“Sadie thinks you’re some kind of samurai?” Robyn asked.
“She just thinks some of the new guys aren’t.” I said. Take a look at the men today. It seems that most of them have a woman’s heart. There are very few true men anymore. It is easy for a strong warrior to gain the advantage these days because so few have any courage at all. This loss of the warrior spirit is easily shown by the fact that men today cannot even behead a convicted criminal with his hands tied behind his back.
The ANA counter at the Vancouver airport opened at the stroke of the second hand on the twelve.
“Nothing to check in?” She asked.
“Nothing.” I said. There is really nothing you must be and there is nothing you must do. There is really nothing you must have and there is nothing you must know. There is really nothing you must become. However, it helps to understand that fire burns, and when it rains, the earth gets wet. Robyn and I ate in the food court.
“I never really thought of poutine as an upgrade.” She said. We moved through Security and Duty Free and Space and Time, and emerged into the limbo of our departure lounge. It slowly began to fill with kawaii cuteness, to a level of farcical absurdity. Giggling Japanese girls dressed like Annes of Green Gables with floppy hats, or Lolitas without them, clutched plush toys and cell phones and KitKats. The boys shared iPod shuffles through manifold trees of earbud branches, and selfies, wearing T-shirts with messages that must have been cool somewhere. People who love surfers and worship the ocean are our friends- Beach sound. Older passengers wore surgical masks.
“Is that so they don’t catch our germs?” Asked Robyn.
“So we don’t catch theirs.” I said. “On-gimu-giri.” We were supposed to board by seat number, but there was a different calculus at work, and Robyn and I drifted into hierarchical position in the queue. We stowed our Ospreys. The flight left the ground at the precise time, at the precise angle of attack.
But wait. My entertainment module didn’t work. I pressed the stewardess call bell. A geisha answered it. We spoke in French. She fixed it in seconds, in Japanese. Robyn slept. I watched a movie. To see the world, things dangerous to come to, to see behind walls, draw closer, to find each other, and to feel. That is the purpose of life. She awoke for the flatulogenic Hungarian goulash of turnips and beans and cabbage, and found me, on returning from the washroom, because my head was the only one above the seats.
Many hours later and earlier, I lost count, the camera from the undercarriage of the airliner came alive on our cabin screen. We descended into a red sky over Tokyo Bay, where Matthew Perry and Douglas MacArthur had extracted their surrenders and, beyond which, we would tender our own.
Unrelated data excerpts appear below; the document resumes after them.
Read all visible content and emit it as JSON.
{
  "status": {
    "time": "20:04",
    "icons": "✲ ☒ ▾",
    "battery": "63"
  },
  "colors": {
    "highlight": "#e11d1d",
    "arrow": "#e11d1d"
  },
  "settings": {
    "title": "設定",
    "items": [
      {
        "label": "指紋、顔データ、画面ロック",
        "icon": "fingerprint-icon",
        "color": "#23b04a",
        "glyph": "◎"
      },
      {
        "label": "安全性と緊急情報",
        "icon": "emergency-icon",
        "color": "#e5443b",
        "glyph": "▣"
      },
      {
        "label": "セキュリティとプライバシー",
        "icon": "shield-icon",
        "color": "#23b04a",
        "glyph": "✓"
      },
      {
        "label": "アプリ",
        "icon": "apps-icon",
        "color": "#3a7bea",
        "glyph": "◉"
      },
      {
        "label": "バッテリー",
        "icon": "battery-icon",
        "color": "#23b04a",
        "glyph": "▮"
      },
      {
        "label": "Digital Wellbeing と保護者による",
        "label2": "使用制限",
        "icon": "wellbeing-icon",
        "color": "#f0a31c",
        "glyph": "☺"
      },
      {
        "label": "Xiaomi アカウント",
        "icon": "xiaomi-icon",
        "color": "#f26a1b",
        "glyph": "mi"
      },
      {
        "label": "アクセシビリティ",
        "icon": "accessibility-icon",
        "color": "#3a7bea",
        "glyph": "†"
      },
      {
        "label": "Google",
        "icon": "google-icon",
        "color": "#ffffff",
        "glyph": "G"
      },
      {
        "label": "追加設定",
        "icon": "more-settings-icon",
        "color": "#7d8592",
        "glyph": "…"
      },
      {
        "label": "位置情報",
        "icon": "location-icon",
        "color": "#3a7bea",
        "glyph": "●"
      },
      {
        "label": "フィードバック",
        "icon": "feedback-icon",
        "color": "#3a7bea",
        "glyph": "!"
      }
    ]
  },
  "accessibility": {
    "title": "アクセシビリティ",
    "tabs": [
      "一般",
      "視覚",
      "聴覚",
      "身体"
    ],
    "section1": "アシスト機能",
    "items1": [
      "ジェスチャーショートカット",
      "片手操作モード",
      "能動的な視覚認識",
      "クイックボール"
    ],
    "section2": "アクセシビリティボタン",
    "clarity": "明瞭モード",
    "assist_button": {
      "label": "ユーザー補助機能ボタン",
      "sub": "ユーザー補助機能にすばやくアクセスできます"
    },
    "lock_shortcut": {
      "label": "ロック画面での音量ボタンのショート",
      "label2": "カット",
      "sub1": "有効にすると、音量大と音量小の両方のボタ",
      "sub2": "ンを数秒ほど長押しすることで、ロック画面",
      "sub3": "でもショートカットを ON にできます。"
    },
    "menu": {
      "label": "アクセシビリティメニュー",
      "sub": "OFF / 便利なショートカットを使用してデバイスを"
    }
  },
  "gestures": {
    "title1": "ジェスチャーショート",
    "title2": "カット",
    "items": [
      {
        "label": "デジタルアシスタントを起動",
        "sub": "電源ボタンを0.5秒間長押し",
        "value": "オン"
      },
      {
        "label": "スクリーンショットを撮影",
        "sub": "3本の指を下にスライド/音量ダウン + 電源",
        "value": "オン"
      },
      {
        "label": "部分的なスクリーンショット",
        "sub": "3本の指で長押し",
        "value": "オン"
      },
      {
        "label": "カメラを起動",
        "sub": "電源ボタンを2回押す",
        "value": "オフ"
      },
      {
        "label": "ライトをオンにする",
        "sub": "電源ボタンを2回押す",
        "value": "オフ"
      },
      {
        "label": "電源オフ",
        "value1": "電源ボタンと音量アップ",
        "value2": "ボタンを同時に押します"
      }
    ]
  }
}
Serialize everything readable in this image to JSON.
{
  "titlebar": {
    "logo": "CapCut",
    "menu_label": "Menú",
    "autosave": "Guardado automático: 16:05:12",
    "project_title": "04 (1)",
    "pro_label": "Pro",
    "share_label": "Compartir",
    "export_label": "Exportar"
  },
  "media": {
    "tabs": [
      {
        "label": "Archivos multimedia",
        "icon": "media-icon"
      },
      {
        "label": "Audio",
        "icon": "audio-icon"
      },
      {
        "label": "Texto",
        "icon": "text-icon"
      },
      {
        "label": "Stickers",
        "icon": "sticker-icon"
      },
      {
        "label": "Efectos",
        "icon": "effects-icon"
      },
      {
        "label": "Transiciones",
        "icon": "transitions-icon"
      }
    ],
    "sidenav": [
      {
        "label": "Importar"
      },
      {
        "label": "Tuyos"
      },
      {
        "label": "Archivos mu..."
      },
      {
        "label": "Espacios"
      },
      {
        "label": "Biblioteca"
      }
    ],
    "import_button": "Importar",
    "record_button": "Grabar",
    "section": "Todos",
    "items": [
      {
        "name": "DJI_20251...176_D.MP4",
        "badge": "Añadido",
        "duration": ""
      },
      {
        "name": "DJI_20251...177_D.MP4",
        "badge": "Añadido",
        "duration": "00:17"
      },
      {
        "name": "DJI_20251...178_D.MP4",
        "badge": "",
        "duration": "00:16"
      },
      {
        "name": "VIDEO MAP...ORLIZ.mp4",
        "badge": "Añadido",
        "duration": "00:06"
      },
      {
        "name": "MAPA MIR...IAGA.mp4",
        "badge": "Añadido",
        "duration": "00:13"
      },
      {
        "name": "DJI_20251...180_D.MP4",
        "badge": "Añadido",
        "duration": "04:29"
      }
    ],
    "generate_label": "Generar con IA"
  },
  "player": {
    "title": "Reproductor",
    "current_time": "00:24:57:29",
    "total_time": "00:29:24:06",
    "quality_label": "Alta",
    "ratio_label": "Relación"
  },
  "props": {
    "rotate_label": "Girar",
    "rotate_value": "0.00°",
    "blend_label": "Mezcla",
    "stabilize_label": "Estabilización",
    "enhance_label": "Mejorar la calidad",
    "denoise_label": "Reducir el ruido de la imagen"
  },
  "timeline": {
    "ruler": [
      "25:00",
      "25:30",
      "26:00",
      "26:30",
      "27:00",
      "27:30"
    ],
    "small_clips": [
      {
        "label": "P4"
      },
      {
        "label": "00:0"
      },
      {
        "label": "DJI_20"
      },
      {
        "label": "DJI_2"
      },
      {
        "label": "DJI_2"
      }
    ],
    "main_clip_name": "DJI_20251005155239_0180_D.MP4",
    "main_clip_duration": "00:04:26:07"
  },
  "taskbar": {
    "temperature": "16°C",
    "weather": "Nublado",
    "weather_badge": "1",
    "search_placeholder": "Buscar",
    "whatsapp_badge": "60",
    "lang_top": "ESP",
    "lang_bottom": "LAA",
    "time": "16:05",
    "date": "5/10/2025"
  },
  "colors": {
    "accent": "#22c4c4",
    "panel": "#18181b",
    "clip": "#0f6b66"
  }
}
Ours was one of the first international flights into Haneda, most of which landed at Narita, sixty kilometres from Tokyo. We touched down downtown, but we weren’t staying. I had planned a surgical egress from the capital, the same evening we arrived. Only three kinds of ATMs will give gaijin cash in Japan- the post offices, 7-11, and Citibank. Origami Bank had folded, it was today learned that Sumo Bank has gone belly up. Bonsai Bank plans to cut back some of its branches. Karaoke Bank is up for sale and is going for a song. Meanwhile, shares in Kamikaze Bank have nose-dived and 500 jobs at Karate Bank will be chopped. Analysts report that there is something fishy going on at Sushi Bank and staff there fear they may get a raw deal. Through Immigration and Customs, Robyn and I hit the Citibank machine, twice. A Japanese man walked into the currency exchange in New York City with 2000 yen and walked out with $72. The following week, he walked in with another 2000 yen, and was handed $66. He asked the teller why he got less money that week than the previous week. The teller said, ‘Fluctuations.’ The Japanese man stormed out, and just before slamming the door, turned around and shouted, ‘Fluc you Amelicans, too.’
Further into our arrival hall, we picked up two times two days worth of properly dated Tokyo subway passes at discount, for our last four days in the country. We already had both kinds of Japanese maps, the small and schematic and bewildering, and the large and fantastically detailed and bewildering. At 20:14, we boarded the first of several trains that would take us south to Shichirigahama, standing room only, Ospreys on our backs, hanging from to the ceiling straps that would take us down the Samurai Road.